Lopez de Heredia Tondonia Rosado 2000, Spain

Tondonia Rosado 2000 by mengteck
Tondonia Rosado 2000, a photo by mengteck on Flickr.

You will either love or hate this wine. And I don’t think there’s a middle ground here. For me, if there’s only one rose I will bring to my grave, it’ll have to be Heredia’s rendition of the summer’s drink. But is it really a quaffer? I don’t think so. This wine will get you to think as a winegrower. Probably the only last remaining rose fermented in barrels, and aged for so long before release. A 2000 vintage rose, in case you haven’t noticed.


7 thoughts on “Lopez de Heredia Tondonia Rosado 2000, Spain

  1. So, now we can say good wine dont really need color and fruit tannin. Most important is quality fruit!


  2. Hahahaa. I’m afraid I’ll have to disagree with you Vic. Good wines need good quality fruit, which also translates into grapes which are capable of giving good colour and tannin structure, among other things 🙂

  3. Ya but this Rose which has so little color and fruit tannin can accomodate such heavy oak and age so well!
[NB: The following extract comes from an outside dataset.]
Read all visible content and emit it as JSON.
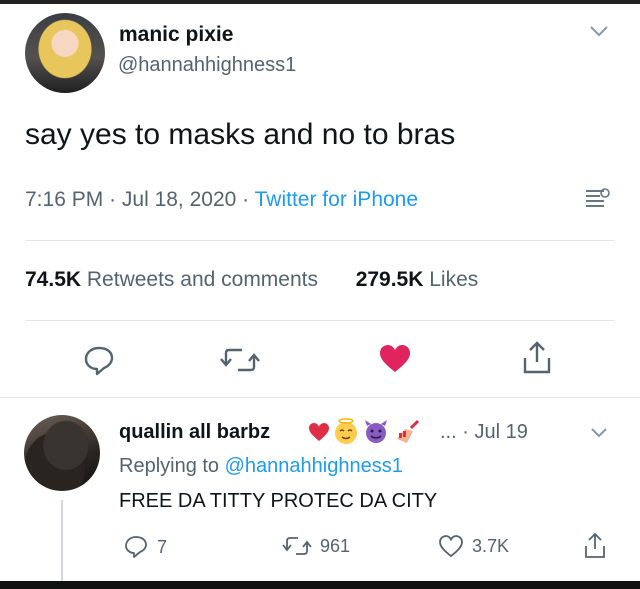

I am really impressed!

  4. It actually has very good texture, a very bright salmon-reddish-orange colour and a good grip on tannins for a rose. Try one and you’ll know what i mean. It is in a class of its own when it comes to rose wines and definitely a lot more sherry-like.

  5. I can imagine the color, the texture and the sherry flavor. Exactly the wine that i would like to try, interesting! I guess most of the tannin is derived from the barrel. Definitely will try to get one but should be hard to find in China. What do you think is the drinking window?

  6. While it is true that tannins are derived from oak barrels, these were fermented and aged in old wood – so theoretically, the extraction is pretty little, and pretty slow. You hardly smell wood in the rose, and the only thing that gave it away is the touch of cream on the palate. I wouldn’t keep this for very long as they tend to fall apart quite easily the moment they are out of the barrels. Some people do keep them for educational purposes. On the other hand, their reds (Tondonia and Bosconia) are worth cellaring.